Daniel Burton Fayerweather was an American leather merchant, philanthropist.
Background
Daniel Burton Fayerweather was born at Stepney, Fairfield County, Connecticut, a son of Lucius and Amelia (Beardsley) Fayerweather. His grandfather, Captan Samuel Fayerweather, was a veteran of the Revolution and the War of 1812. In Daniel’s boyhood his father died and he was bound out to a farmer in the neighborhood.
Education
The work was hard and the boy had practically no opportunity for schooling.
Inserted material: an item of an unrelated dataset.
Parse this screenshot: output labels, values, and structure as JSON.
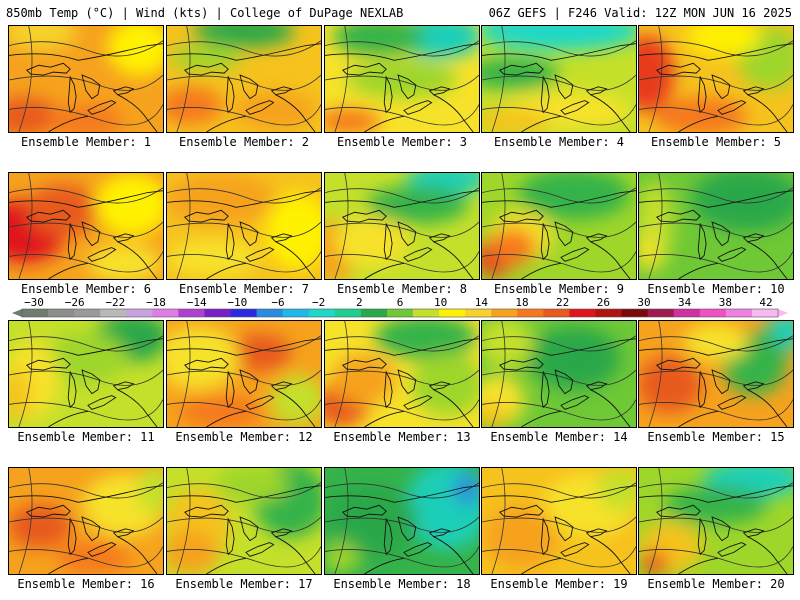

So highly did he value education that after he came of age he sought and gained admission to a boys’ boarding school in Connecticut, where the pupils were from five to seven years his juniors (letter of John M. Toucey in Shoe and Leather Reporter, Dec. u, 1890).
Career
Released from his term of service before its completion, he learned shoemaking and was successful in that trade, but because of uncertain health he was in time forced to look elsewhere for employment.
When nothing better offered, he went to Virginia and there engaged in what was called in those days “tin-peddling, ” or selling wares from door to door through the country.
When he could not get cash for his merchandise he took hides in payment and thus made a start in the leather business, from which he was eventually to derive a fortune.
Having recovered his health in the outdoor life which he led in the South, Fayerweather was ambitious to get into the leather trade, but it was not until 1854, when he was thirty-two years of age, that an opportunity of the kind he had been seeking came to him.
He was offered a clerkship in the New York house of Hoyt Brothers which he eagerly accepted, and within one year he was admitted to the firm.
From that time on his rise was steady and significant until his death in 1890, when he was senior partner in the house doing the largest leather business in the United States, if not in the world.
Fayerweather & Ladew had tanneries in Pennsylvania, Maryland, and West Virginia, as well as in New York.
From factories which were operated in New York City an immense output of belting and sole-leather was marketed annually.
His success was based on the strictest integrity and the soundest financing.
He had few rivals, but continually found and exploited new territory.
Achievements
In the wholesale leather district of New York, near the Manhattan and Brooklyn Bridge, he was known to scores of men as “Dan, ” and beyond the bounds of that business district his name was rarely heard or printed, even after he had reached the rank of millionaire.
He quietly sought the counsel of President Roswell D. Hitchcock of Union Theological Seminary, and from October 1884 to November 1890, only three men knew that on the former date Fayerweather had signed a will giving from $50, 000 to $300, 000, as well as additional gifts from the residuary estate, to each of a score of American colleges.
Views
Not one of the men who met Fayerweather from day to day suspected that he was harboring plans of philanthropy on a great scale; most of them underestimated his wealth; and only a few knew of his disposition to give largely of it.
It was also clear that he had made no provision whatever for having his own name perpetuated as a donor, or for restricting the institutions in the use of the funds bestowed.
Connections
A codicil made on the day of his death gave full control of the estate to the executors, who, after providing for his widow, Lucy (Joyce) Fayerweather (1824 - 1892), proceeded to carry out the testator’s bequests to the colleges.